There are issues of social or civic concern that all citizens need to be aware of and engaged in whether Christian or not. There are issues of concern within the Church that on the surface may seem identical to the civic endeavor, but are to be understood on a fundamental level differently from concerns of the citizenry of the State. There are often overlaps between the civic and the religious, but for the Christian in the context of religious affairs the beginning point (the entire point) is to “love,” not to demand “rights.” The foundations of thought, ideology, and methodology by which we deal with issues of how we regard and treat other people are different, or at least should be. Frankly, if we incorporate the Christian difference as Christians within the civic arena, we truly will be a “peculiar people” (I Peter 2:9 KJV).

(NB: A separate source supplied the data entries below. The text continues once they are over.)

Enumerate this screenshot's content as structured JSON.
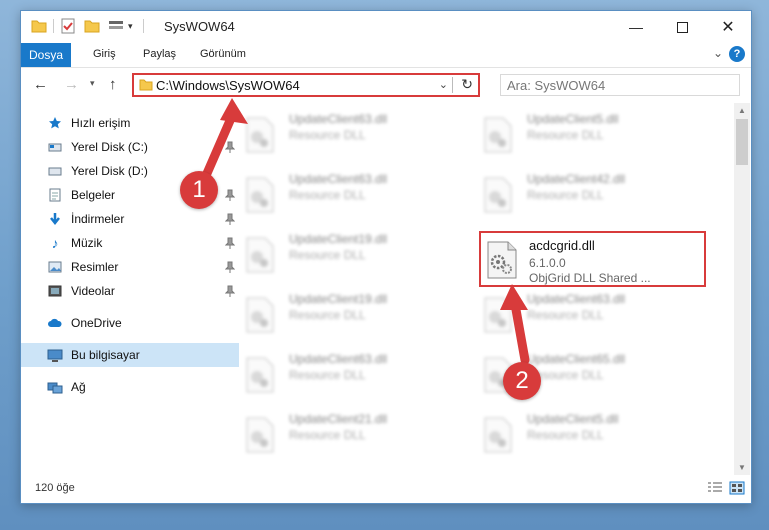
{
  "window": {
    "title": "SysWOW64"
  },
  "ribbon": {
    "tabs": [
      "Dosya",
      "Giriş",
      "Paylaş",
      "Görünüm"
    ]
  },
  "address": {
    "path": "C:\\Windows\\SysWOW64"
  },
  "search": {
    "placeholder": "Ara: SysWOW64"
  },
  "sidebar": {
    "items": [
      {
        "label": "Hızlı erişim",
        "icon": "star-icon"
      },
      {
        "label": "Yerel Disk (C:)",
        "icon": "drive-icon",
        "pinned": true
      },
      {
        "label": "Yerel Disk (D:)",
        "icon": "drive-icon"
      },
      {
        "label": "Belgeler",
        "icon": "documents-icon",
        "pinned": true
      },
      {
        "label": "İndirmeler",
        "icon": "download-icon",
        "pinned": true
      },
      {
        "label": "Müzik",
        "icon": "music-icon",
        "pinned": true
      },
      {
        "label": "Resimler",
        "icon": "pictures-icon",
        "pinned": true
      },
      {
        "label": "Videolar",
        "icon": "videos-icon",
        "pinned": true
      },
      {
        "label": "OneDrive",
        "icon": "cloud-icon"
      },
      {
        "label": "Bu bilgisayar",
        "icon": "computer-icon",
        "selected": true
      },
      {
        "label": "Ağ",
        "icon": "network-icon"
      }
    ]
  },
  "files": {
    "left": [
      {
        "name": "UpdateClient63.dll",
        "desc": "Resource DLL"
      },
      {
        "name": "UpdateClient63.dll",
        "desc": "Resource DLL"
      },
      {
        "name": "UpdateClient19.dll",
        "desc": "Resource DLL"
      },
      {
        "name": "UpdateClient19.dll",
        "desc": "Resource DLL"
      },
      {
        "name": "UpdateClient63.dll",
        "desc": "Resource DLL"
      },
      {
        "name": "UpdateClient21.dll",
        "desc": "Resource DLL"
      }
    ],
    "right": [
      {
        "name": "UpdateClient5.dll",
        "desc": "Resource DLL"
      },
      {
        "name": "UpdateClient42.dll",
        "desc": "Resource DLL"
      },
      {
        "name": "UpdateClient63.dll",
        "desc": "Resource DLL"
      },
      {
        "name": "UpdateClient65.dll",
        "desc": "Resource DLL"
      },
      {
        "name": "UpdateClient5.dll",
        "desc": "Resource DLL"
      }
    ],
    "selected": {
      "name": "acdcgrid.dll",
      "version": "6.1.0.0",
      "desc": "ObjGrid DLL Shared ..."
    }
  },
  "status": {
    "count": "120 öğe"
  },
  "annotations": {
    "step1": "1",
    "step2": "2"
  },
  "colors": {
    "accent": "#1979ca",
    "highlight": "#d83b3b",
    "selection": "#cce4f7"
  }
}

The language of civic discourse concerning the way we treat one another is, “Rights.” The language of Christian discourse concerning the way we treat one another is, “Love.” As we confuse the two, as we are rabidly apt to do these days, we open within the Church the “right” of those who wish to deny “rights.” It is forbidden of us to not “love” our neighbor as ourselves, to not treat others as we want to be treated.